As of now, I have no idea how Saunders will treat this season from a strategic or a tactical perspective. It’s a huge black hole. But that’s why we watch the games, right?
There is a bigger issue than win-loss competitiveness, or even individual player development that will substantially impact how good the Wolves do or don’t become over the next two-to-four years. That question is about progress, and whether the Wolves develop not only a winning attitude and ethos, but whether the young players fit well together and improve over time. Can they develop the kind of chemistry any Wolves team will need to be competitive as a small player in a league of giants?
We haven’t good–even decent–team chemistry in a long time. Maybe not since 2005, when Kevin Garnett was still a Twolf and before the wheels came off of the Cassell-Sprewell. Garnett’s rookie season is instructive. That year, “Da Kid” (Eds. Note: I think that was KG’s first nickname?) did not crack the regular starting lineup until the end of January. But Garnett never looked back after making it that far. His minutes, and especially his production, spiked toward the end of the season. (Check out his game log from that year.) Now, KG was more of a singular (David Kahn voice) franchise pillar than Rubio or even Wiggins figures to be, but the progress point stands. The Timberwolves kinda sorta knew that they had something special by the time the ’95-96 season came to an end.
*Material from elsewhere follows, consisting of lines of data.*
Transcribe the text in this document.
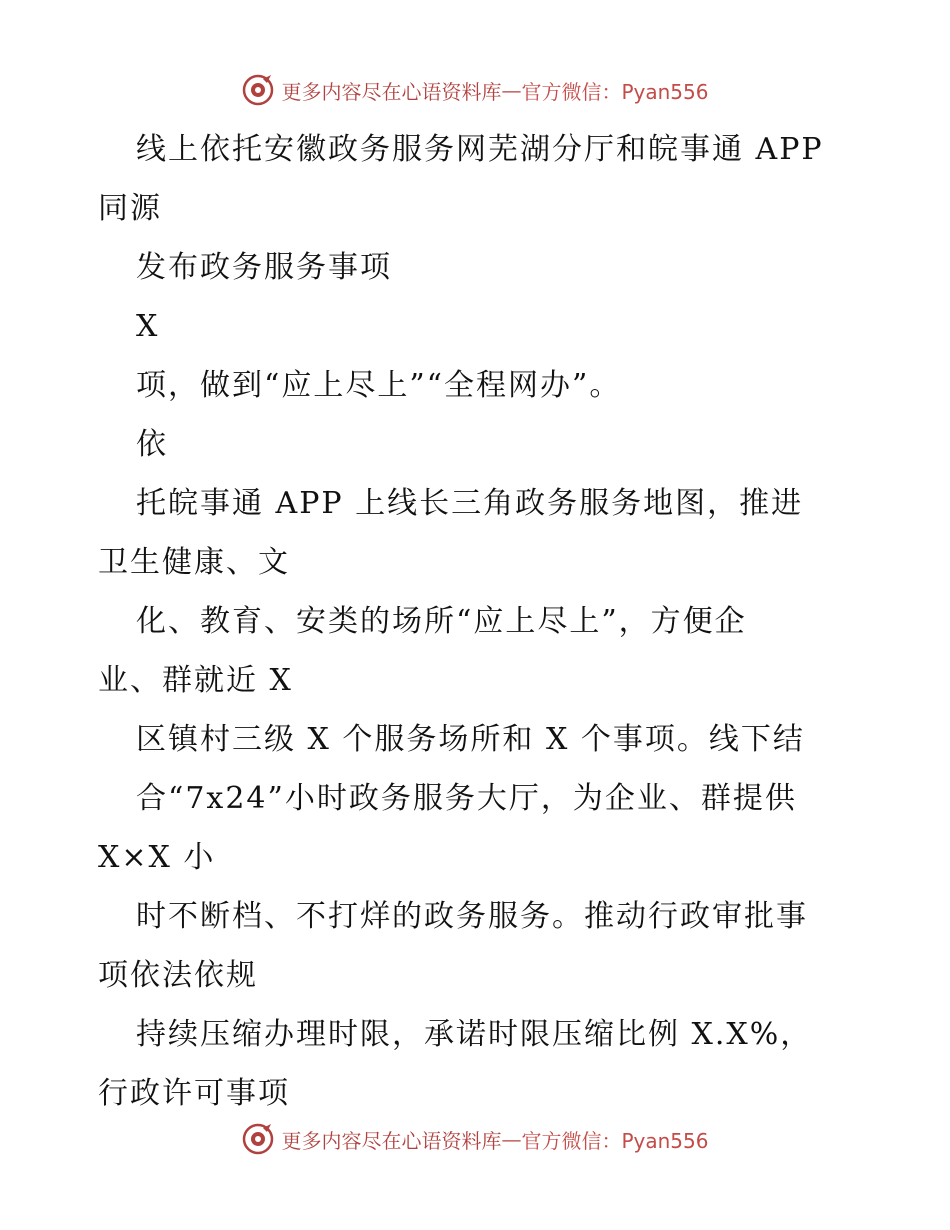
更多内容尽在心语资料库 — 官方微信：Pyan556
线上依托安徽政务服务网芜湖分厅和皖事通 APP
同源
发布政务服务事项
X
项，做到“应上尽上”“全程网办”。
依
托皖事通 APP 上线长三角政务服务地图，推进
卫生健康、文
化、教育、安类的场所“应上尽上”，方便企
业、群就近 X
区镇村三级 X 个服务场所和 X 个事项。线下结
合“7x24”小时政务服务大厅，为企业、群提供
X×X 小
时不断档、不打烊的政务服务。推动行政审批事
项依法依规
持续压缩办理时限，承诺时限压缩比例 X.X%，
行政许可事项
更多内容尽在心语资料库 — 官方微信：Pyan556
Andrew Wiggins is excited about being in Minnesota, and that is a good sign. His manner is such that he appears the rare kind of talent who can simultaneously pull off the “aw, shucks” politeness uncommon among alpha-dogs but essential to long-term Minnesota success, while becoming a killer on the floor. Garnett did this, not always through Minnesota Nice but through his determined loyalty to the team, the fans, and the state he kindly referred to as ‘Sota. And it isn’t difficult to remember the effort, intensity, and focus Garnett displayed, even as a rookie. Andrew Wiggins’ manner is different from Garnett’s. But Wiggins is already an outstanding defender, an unselfish teammate, and the owner of elite but raw talent, much like KG as a rookie.
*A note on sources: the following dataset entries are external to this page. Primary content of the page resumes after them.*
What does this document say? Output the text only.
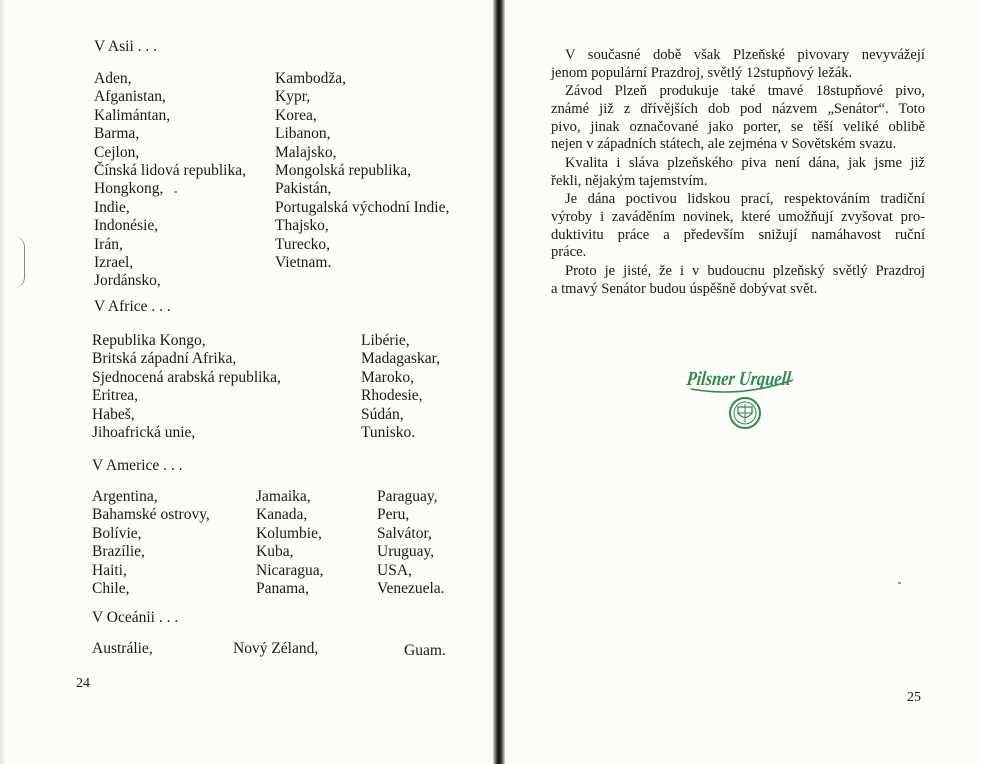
V Asii . . .
Aden,
Afganistan,
Kalimántan,
Barma,
Cejlon,
Čínská lidová republika,
Hongkong,
Indie,
Indonésie,
Irán,
Izrael,
Jordánsko,
Kambodža,
Kypr,
Korea,
Libanon,
Malajsko,
Mongolská republika,
Pakistán,
Portugalská východní Indie,
Thajsko,
Turecko,
Vietnam.
V Africe . . .
Republika Kongo,
Britská západní Afrika,
Sjednocená arabská republika,
Eritrea,
Habeš,
Jihoafrická unie,
Libérie,
Madagaskar,
Maroko,
Rhodesie,
Súdán,
Tunisko.
V Americe . . .
Argentina,
Bahamské ostrovy,
Bolívie,
Brazílie,
Haiti,
Chile,
Jamaika,
Kanada,
Kolumbie,
Kuba,
Nicaragua,
Panama,
Paraguay,
Peru,
Salvátor,
Uruguay,
USA,
Venezuela.
V Oceánii . . .
Austrálie,	Nový Zéland,	Guam.
24
V současné době však Plzeňské pivovary nevyvážejí
jenom populární Prazdroj, světlý 12stupňový ležák.
Závod Plzeň produkuje také tmavé 18stupňové pivo,
známé již z dřívějších dob pod názvem „Senátor“. Toto
pivo, jinak označované jako porter, se těší veliké oblibě
nejen v západních státech, ale zejména v Sovětském svazu.
Kvalita i sláva plzeňského piva není dána, jak jsme již
řekli, nějakým tajemstvím.
Je dána poctivou lidskou prací, respektováním tradiční
výroby i zaváděním novinek, které umožňují zvyšovat pro-
duktivitu práce a především snižují namáhavost ruční
práce.
Proto je jisté, že i v budoucnu plzeňský světlý Prazdroj
a tmavý Senátor budou úspěšně dobývat svět.
Pilsner Urquell
25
With Rubio flanking Wiggins, this team may grow together around a rising star and a uniquely capable point guard. Those two, aligned with the rim-protecting Gorgui Dieng, can help forge a defensive identity and foundation for future success that has been lacking at Target Center the last few seasons. And hey–if Anthony Bennett slides into the lineup between Wiggins and Dieng, and can eventually command a double team on the block, well… even better. Your shooters get better looks and your offense suddenly doesn’t look like such a liability. You get the idea.
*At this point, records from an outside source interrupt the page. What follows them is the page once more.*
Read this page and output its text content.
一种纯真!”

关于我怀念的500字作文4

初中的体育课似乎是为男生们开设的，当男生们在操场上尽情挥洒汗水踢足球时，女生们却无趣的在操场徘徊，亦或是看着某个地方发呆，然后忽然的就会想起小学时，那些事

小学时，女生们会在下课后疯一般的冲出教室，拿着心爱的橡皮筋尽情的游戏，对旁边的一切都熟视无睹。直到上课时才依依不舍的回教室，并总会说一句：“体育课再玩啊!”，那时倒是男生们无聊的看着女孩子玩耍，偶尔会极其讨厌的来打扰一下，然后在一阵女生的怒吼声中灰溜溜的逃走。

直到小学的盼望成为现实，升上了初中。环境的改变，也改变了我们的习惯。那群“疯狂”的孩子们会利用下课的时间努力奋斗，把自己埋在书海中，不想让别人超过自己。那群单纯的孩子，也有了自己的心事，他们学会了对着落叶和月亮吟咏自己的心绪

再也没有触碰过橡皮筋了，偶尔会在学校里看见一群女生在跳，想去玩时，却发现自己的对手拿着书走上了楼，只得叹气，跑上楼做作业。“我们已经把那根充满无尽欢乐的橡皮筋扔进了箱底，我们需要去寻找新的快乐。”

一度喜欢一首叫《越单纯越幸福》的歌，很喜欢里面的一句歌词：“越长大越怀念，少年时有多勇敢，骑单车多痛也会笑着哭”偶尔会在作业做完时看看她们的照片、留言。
Even if the Wolves don’t win any more games this year than people are predicting, there will be bigger underlying issues that should command our attention, because they matter a lot. Most of us will be disappointed if we see less of the youngstas than we’d like, and yes, it’ll take Wiggins (and to a much greater degree, Lavine) longer to develop into whatever they will eventually be as players if Flip doesn’t go all-in on the youth movement. But how they handle these kinds of situations, and more importantly, how they play together as a group and mature in the minutes that they do spend together on the floor, however frequent or rare, is what I’m going to be paying the most attention to.